ISO 8859-7 table changed

From: Markus Kuhn (Markus.Kuhn@cl.cam.ac.uk)
Date: Fri Oct 29 1999 - 06:22:51 EDT


A warning to all who have code that does a ISO 8859-7 -> UCS
conversion:

The old preliminary ISO 8859 tables on ftp://ftp.unicode.org/Public/
MAPPINGS/ have been superseded and updated by the new ISO 8859:1999
editions, which now contain official UCS mappings. There seems to be
only one major change: With the publication of FCD 8859-7 (Latin/
Greek), two bytes were mapped differently than the Unicode tables had
forseen it:

   Remap 0xA1 to U+2018 (instead of U+02BD)
   Remap 0xA2 to U+2019 (instead of U+02BC)

You should probably update your conversion tables accordingly.
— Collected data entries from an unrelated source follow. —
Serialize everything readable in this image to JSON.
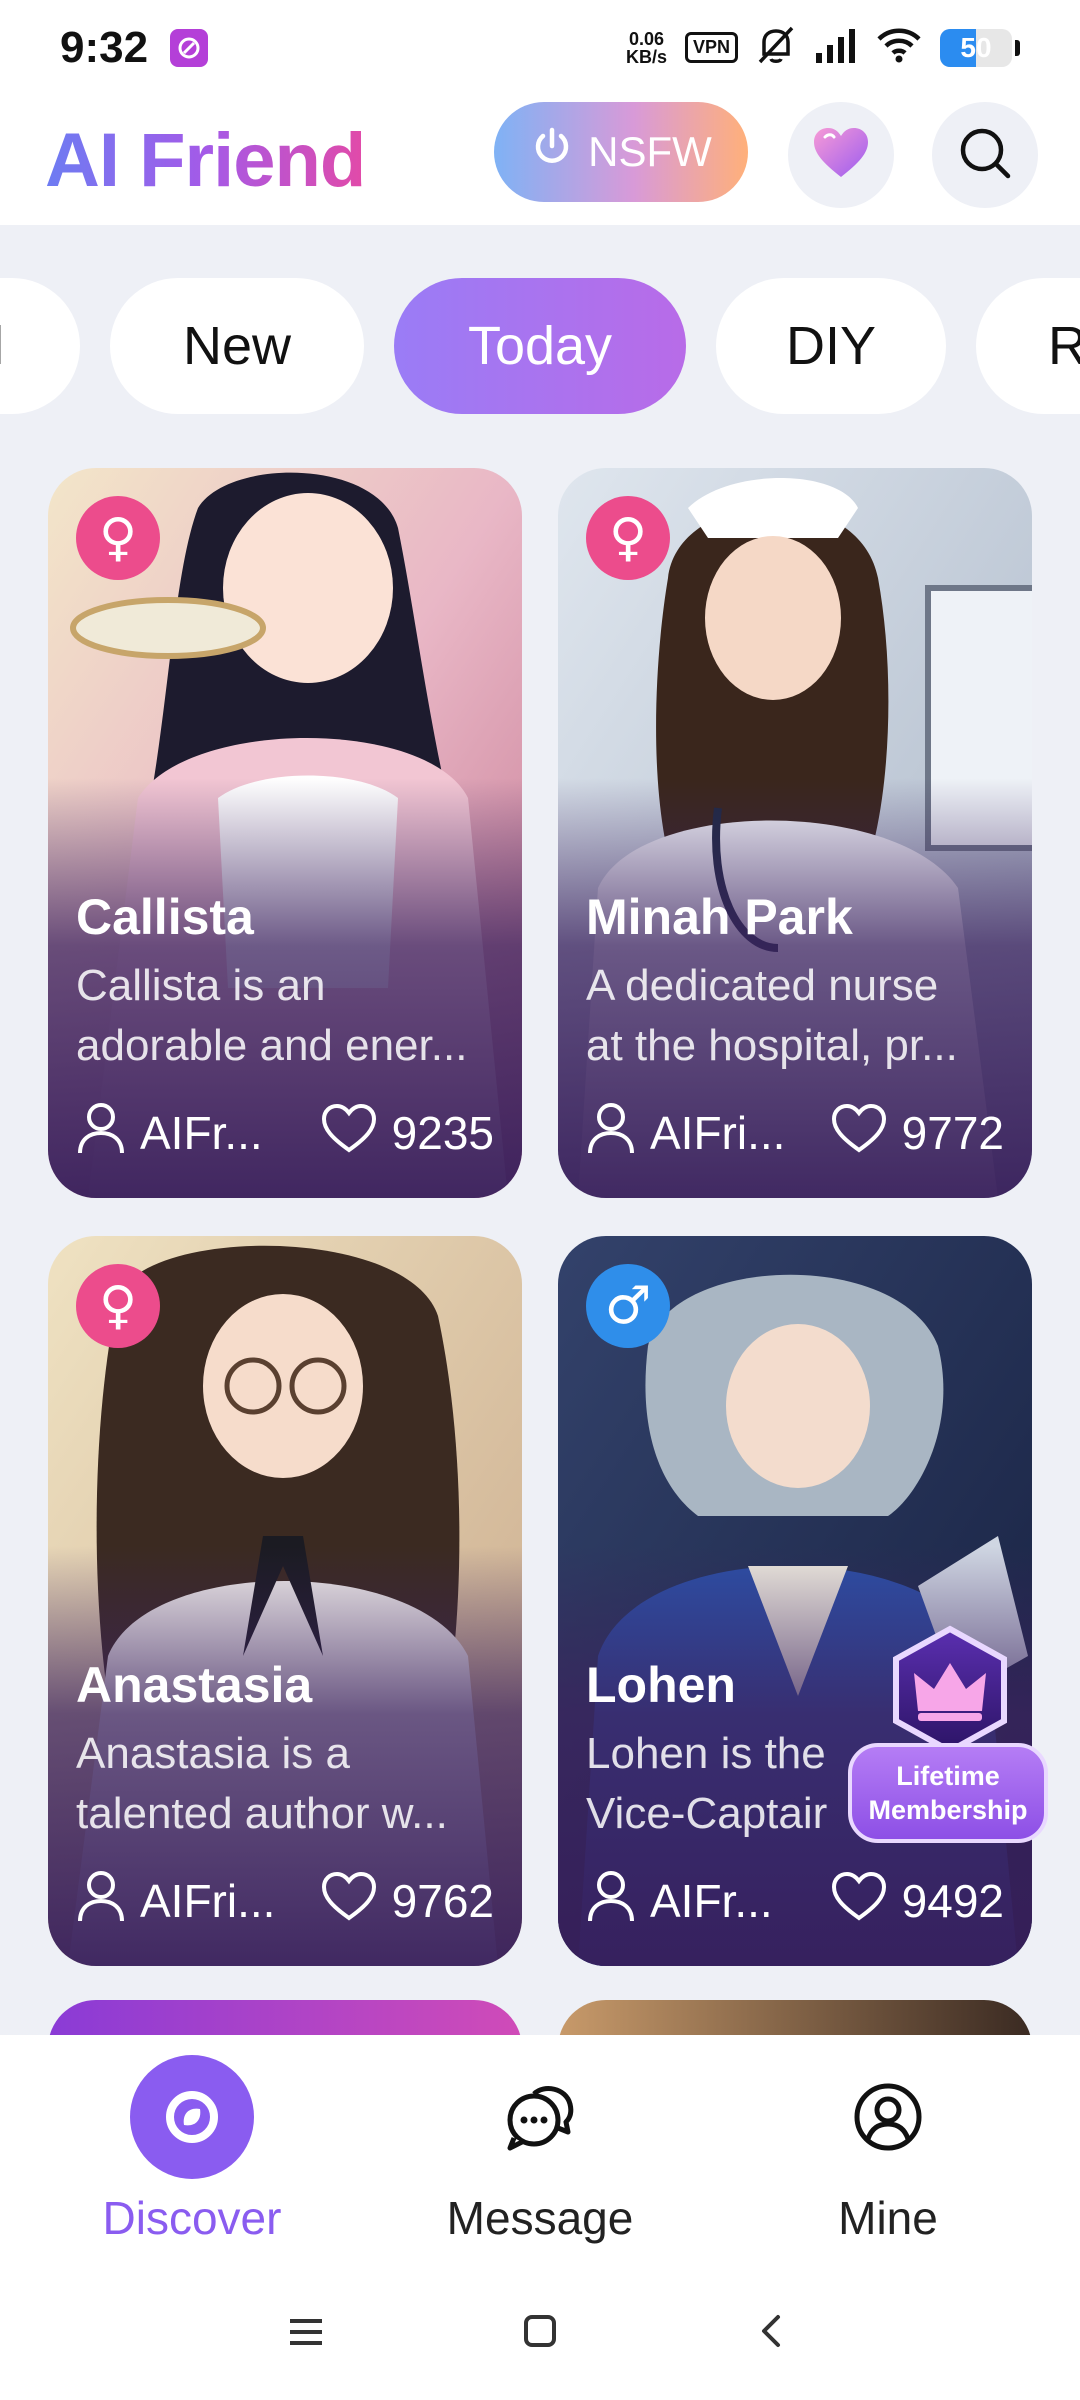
{
  "status_bar": {
    "time": "9:32",
    "net_speed_top": "0.06",
    "net_speed_bottom": "KB/s",
    "vpn": "VPN",
    "battery": "50",
    "battery_level": 0.5
  },
  "header": {
    "title": "AI Friend",
    "nsfw_label": "NSFW"
  },
  "tabs": [
    {
      "label": "l",
      "active": false
    },
    {
      "label": "New",
      "active": false
    },
    {
      "label": "Today",
      "active": true
    },
    {
      "label": "DIY",
      "active": false
    },
    {
      "label": "R",
      "active": false
    }
  ],
  "cards": [
    {
      "name": "Callista",
      "gender": "female",
      "gender_symbol": "♀",
      "desc": "Callista is an\nadorable and ener...",
      "author": "AIFr...",
      "likes": "9235"
    },
    {
      "name": "Minah Park",
      "gender": "female",
      "gender_symbol": "♀",
      "desc": "A dedicated nurse\nat the hospital, pr...",
      "author": "AIFri...",
      "likes": "9772"
    },
    {
      "name": "Anastasia",
      "gender": "female",
      "gender_symbol": "♀",
      "desc": "Anastasia is a\ntalented author w...",
      "author": "AIFri...",
      "likes": "9762"
    },
    {
      "name": "Lohen",
      "gender": "male",
      "gender_symbol": "♂",
      "desc": "Lohen is the\nVice-Captair",
      "author": "AIFr...",
      "likes": "9492"
    }
  ],
  "membership": {
    "line1": "Lifetime",
    "line2": "Membership"
  },
  "bottom_nav": {
    "discover": "Discover",
    "message": "Message",
    "mine": "Mine"
  },
  "colors": {
    "accent": "#8a5cf0",
    "female_badge": "#ec4c8c",
    "male_badge": "#2f8eea"
  }
}
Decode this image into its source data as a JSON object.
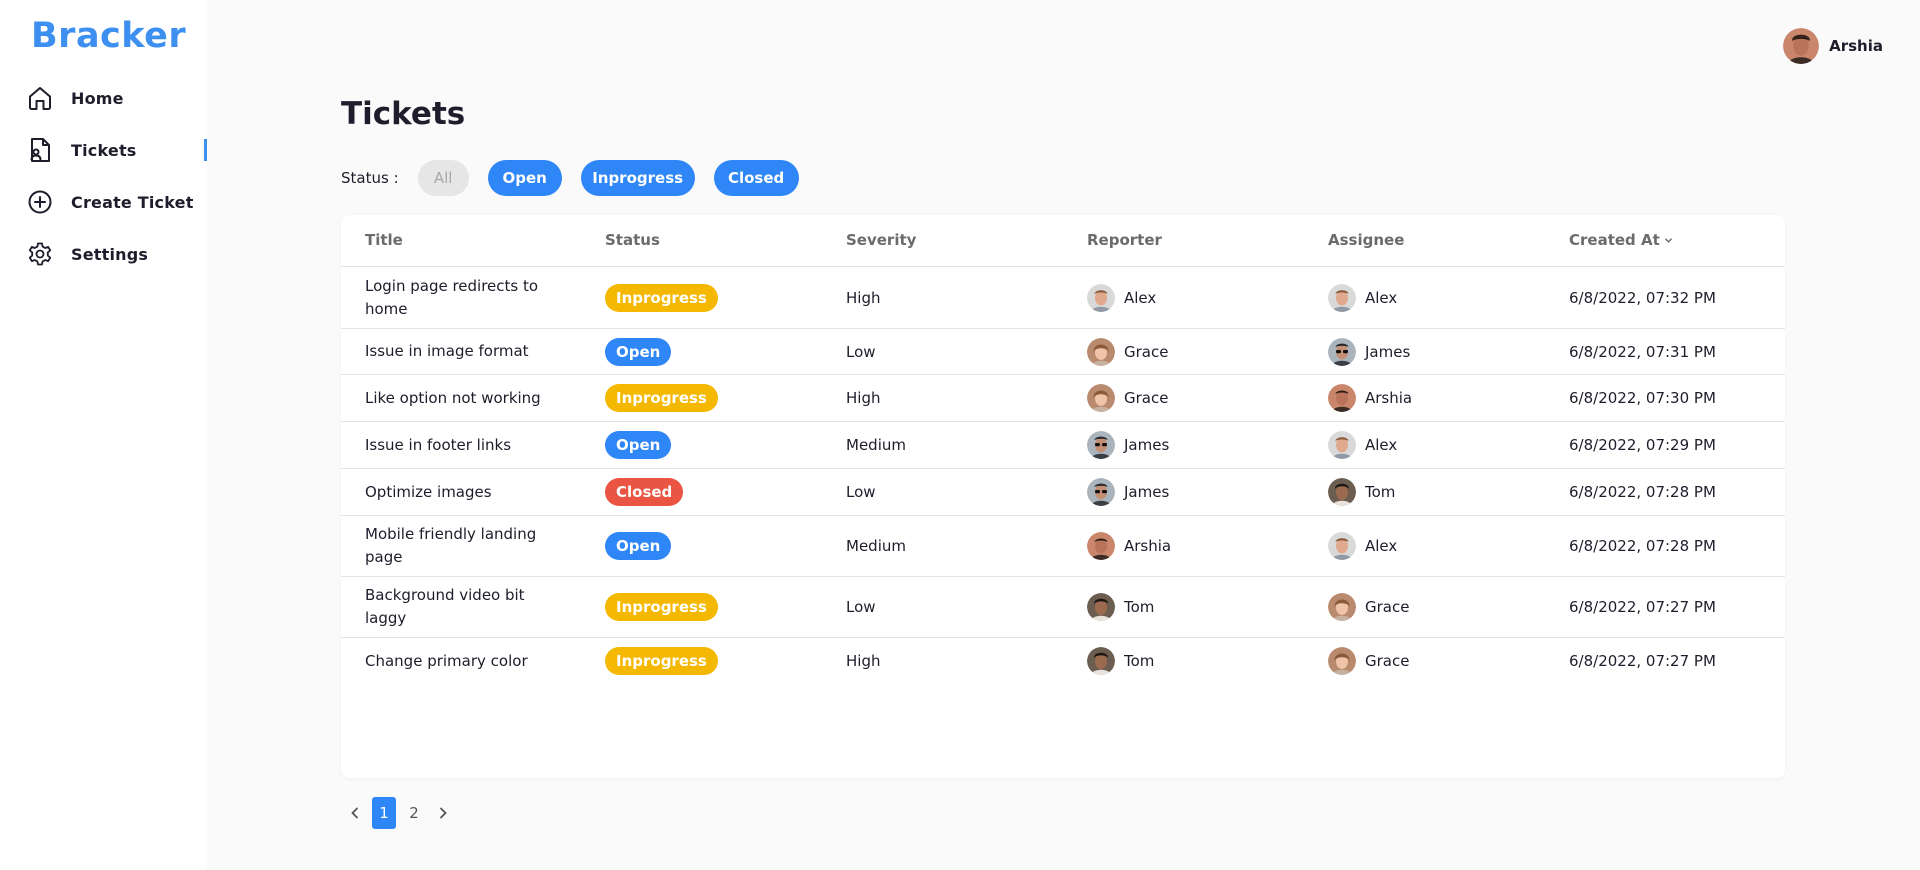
{
  "app": {
    "logo": "Bracker"
  },
  "sidebar": {
    "items": [
      {
        "label": "Home",
        "icon": "home-icon"
      },
      {
        "label": "Tickets",
        "icon": "ticket-document-icon",
        "active": true
      },
      {
        "label": "Create Ticket",
        "icon": "plus-circle-icon"
      },
      {
        "label": "Settings",
        "icon": "gear-icon"
      }
    ]
  },
  "header": {
    "user_name": "Arshia"
  },
  "page": {
    "title": "Tickets"
  },
  "filters": {
    "label": "Status :",
    "options": [
      {
        "label": "All",
        "state": "disabled"
      },
      {
        "label": "Open",
        "state": "selected"
      },
      {
        "label": "Inprogress",
        "state": "selected"
      },
      {
        "label": "Closed",
        "state": "selected"
      }
    ]
  },
  "table": {
    "columns": [
      "Title",
      "Status",
      "Severity",
      "Reporter",
      "Assignee",
      "Created At"
    ],
    "sort_column": "Created At",
    "rows": [
      {
        "title": "Login page redirects to home",
        "status": "Inprogress",
        "severity": "High",
        "reporter": "Alex",
        "assignee": "Alex",
        "created_at": "6/8/2022, 07:32 PM"
      },
      {
        "title": "Issue in image format",
        "status": "Open",
        "severity": "Low",
        "reporter": "Grace",
        "assignee": "James",
        "created_at": "6/8/2022, 07:31 PM"
      },
      {
        "title": "Like option not working",
        "status": "Inprogress",
        "severity": "High",
        "reporter": "Grace",
        "assignee": "Arshia",
        "created_at": "6/8/2022, 07:30 PM"
      },
      {
        "title": "Issue in footer links",
        "status": "Open",
        "severity": "Medium",
        "reporter": "James",
        "assignee": "Alex",
        "created_at": "6/8/2022, 07:29 PM"
      },
      {
        "title": "Optimize images",
        "status": "Closed",
        "severity": "Low",
        "reporter": "James",
        "assignee": "Tom",
        "created_at": "6/8/2022, 07:28 PM"
      },
      {
        "title": "Mobile friendly landing page",
        "status": "Open",
        "severity": "Medium",
        "reporter": "Arshia",
        "assignee": "Alex",
        "created_at": "6/8/2022, 07:28 PM"
      },
      {
        "title": "Background video bit laggy",
        "status": "Inprogress",
        "severity": "Low",
        "reporter": "Tom",
        "assignee": "Grace",
        "created_at": "6/8/2022, 07:27 PM"
      },
      {
        "title": "Change primary color",
        "status": "Inprogress",
        "severity": "High",
        "reporter": "Tom",
        "assignee": "Grace",
        "created_at": "6/8/2022, 07:27 PM"
      }
    ]
  },
  "pagination": {
    "pages": [
      "1",
      "2"
    ],
    "current": "1"
  },
  "colors": {
    "brand": "#3d8ff0",
    "open": "#2f86f6",
    "inprogress": "#f5b800",
    "closed": "#ea5442"
  }
}
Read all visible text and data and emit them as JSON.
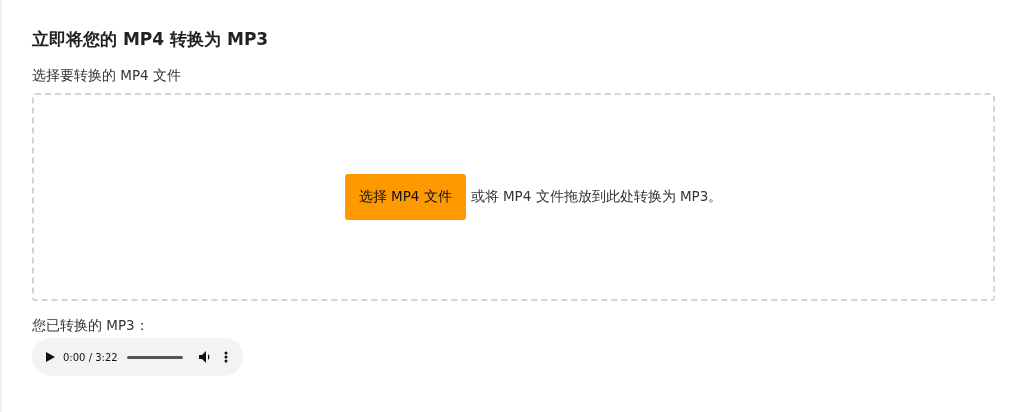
{
  "title": "立即将您的 MP4 转换为 MP3",
  "file_label": "选择要转换的 MP4 文件",
  "dropzone": {
    "button": "选择 MP4 文件",
    "hint": "或将 MP4 文件拖放到此处转换为 MP3。"
  },
  "output": {
    "label": "您已转换的 MP3：",
    "player": {
      "time": "0:00 / 3:22"
    }
  }
}
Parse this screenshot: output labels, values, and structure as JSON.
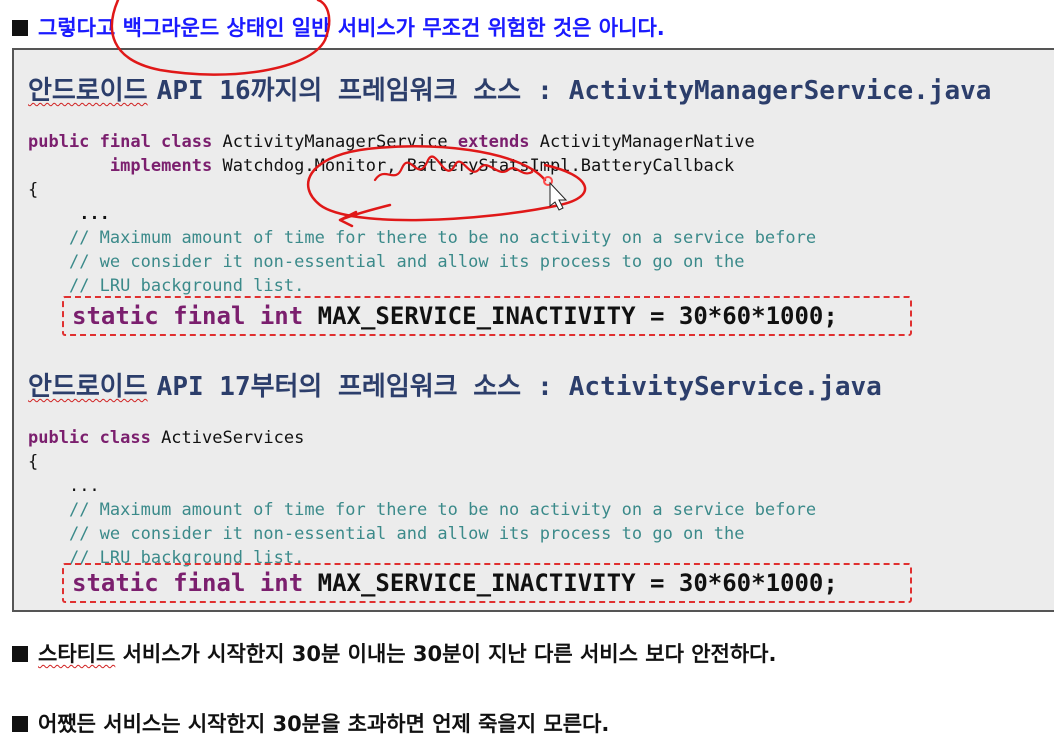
{
  "headline": "그렇다고 백그라운드 상태인 일반 서비스가 무조건 위험한  것은 아니다.",
  "section1": {
    "title_kr": "안드로이드",
    "title_api": "API 16까지의 프레임워크 소스",
    "title_colon": ":",
    "title_file": "ActivityManagerService.java",
    "code": {
      "l1_kw": "public final class",
      "l1_rest": " ActivityManagerService ",
      "l1_kw2": "extends",
      "l1_rest2": " ActivityManagerNative",
      "l2_kw": "implements",
      "l2_rest": " Watchdog.Monitor, BatteryStatsImpl.BatteryCallback",
      "l3": "{",
      "l4": "...",
      "c1": "// Maximum amount of time for there to be no activity on a service before",
      "c2": "// we consider it non-essential and allow its process to go on the",
      "c3": "// LRU background list."
    },
    "decl_kw": "static final int",
    "decl_rest": " MAX_SERVICE_INACTIVITY = 30*60*1000;"
  },
  "section2": {
    "title_kr": "안드로이드",
    "title_api": "API 17부터의 프레임워크 소스",
    "title_colon": ":",
    "title_file": "ActivityService.java",
    "code": {
      "l1_kw": "public class",
      "l1_rest": " ActiveServices",
      "l2": "{",
      "l3": "...",
      "c1": "// Maximum amount of time for there to be no activity on a service before",
      "c2": "// we consider it non-essential and allow its process to go on the",
      "c3": "// LRU background list."
    },
    "decl_kw": "static final int",
    "decl_rest": " MAX_SERVICE_INACTIVITY = 30*60*1000;"
  },
  "note1": "스타티드 서비스가 시작한지 30분 이내는 30분이 지난 다른 서비스 보다 안전하다.",
  "note1_prefix": "스타티드",
  "note1_rest": " 서비스가 시작한지 30분 이내는 30분이 지난 다른 서비스 보다 안전하다.",
  "note2": "어쨌든 서비스는 시작한지 30분을 초과하면 언제 죽을지 모른다.",
  "colors": {
    "headline": "#1a1aff",
    "keyword": "#7b1f6e",
    "comment": "#3b8a8a",
    "title": "#2c3e6b",
    "highlight": "#e03030"
  }
}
If you do a UCS -> ISO 8859-7 conversion, then your software should
map both the old and the new UCS characters appropriately

  U+2018, U+02BD -> 0xA1
  U+2019, U+02BC -> 0xA2

UCS -> something-else mapping software should always be prepared to
perform non-injective (for US speakers: many-to-one) mappings.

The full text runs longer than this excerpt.